X-LAT-Net: An Interpretable Lightweight Axial Transformer Network for Pancreatic CT Segmentation.
Authors
Abstract
Accurate segmentation of the pancreas in CT images is notoriously difficult due to its deep-seated anatomical position, complex morphological variations, and low contrast against surrounding soft tissues. Although deep learning has significantly improved segmentation performance, state-of-the-art models often suffer from excessive parameter counts and high computational complexity, hindering their deployment in resource-constrained clinical settings. Crucially, the opaque black-box nature of existing models lacks transparent decision-making mechanisms, which erodes clinician trust and restricts the practical utility of AI-aided diagnosis.
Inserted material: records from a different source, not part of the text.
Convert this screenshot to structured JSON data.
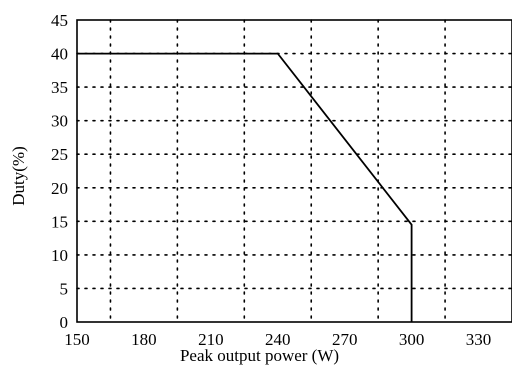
{
  "chart_data": {
    "type": "line",
    "title": "",
    "xlabel": "Peak output power (W)",
    "ylabel": "Duty(%)",
    "xlim": [
      150,
      345
    ],
    "ylim": [
      0,
      45
    ],
    "xticks": [
      150,
      180,
      210,
      240,
      270,
      300,
      330
    ],
    "yticks": [
      0,
      5,
      10,
      15,
      20,
      25,
      30,
      35,
      40,
      45
    ],
    "x_gridlines": [
      165,
      195,
      225,
      255,
      285,
      315,
      345
    ],
    "y_gridlines": [
      5,
      10,
      15,
      20,
      25,
      30,
      35,
      40
    ],
    "grid": true,
    "grid_style": "dotted",
    "series": [
      {
        "x": [
          150,
          240,
          300,
          300
        ],
        "y": [
          40,
          40,
          14.5,
          0
        ]
      }
    ]
  }
}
To address these challenges, we propose X-LAT-Net, a lightweight segmentation network designed to harmonize efficiency, accuracy, and clinical interpretability. Adopting a U-shaped architecture, the network incorporates an Axial Depthwise Convolution module to capture long-range spatial dependencies with minimal parameter overhead. Concurrently, we introduce an Interpretable Cross-scale Transformer (X-CATrans) module; this component not only enhances global context modeling but also generates intuitive attention heatmaps to visualize the model's decision making rationale. Furthermore, a Shift-enhanced MLP module is utilized to refine the capture of indistinct pancreatic boundaries. Extensive experiments on the NIH Pancreas-CT dataset demonstrate that X-LAT-Net achieves a Dice coefficient of 82.34% with only 1.6M parameters. It outperforms existing mainstream methods in both accuracy and inference speed while bolstering clinical confidence through visual interpretability, offering an efficient and reliable solution for intelligent pancreatic cancer screening.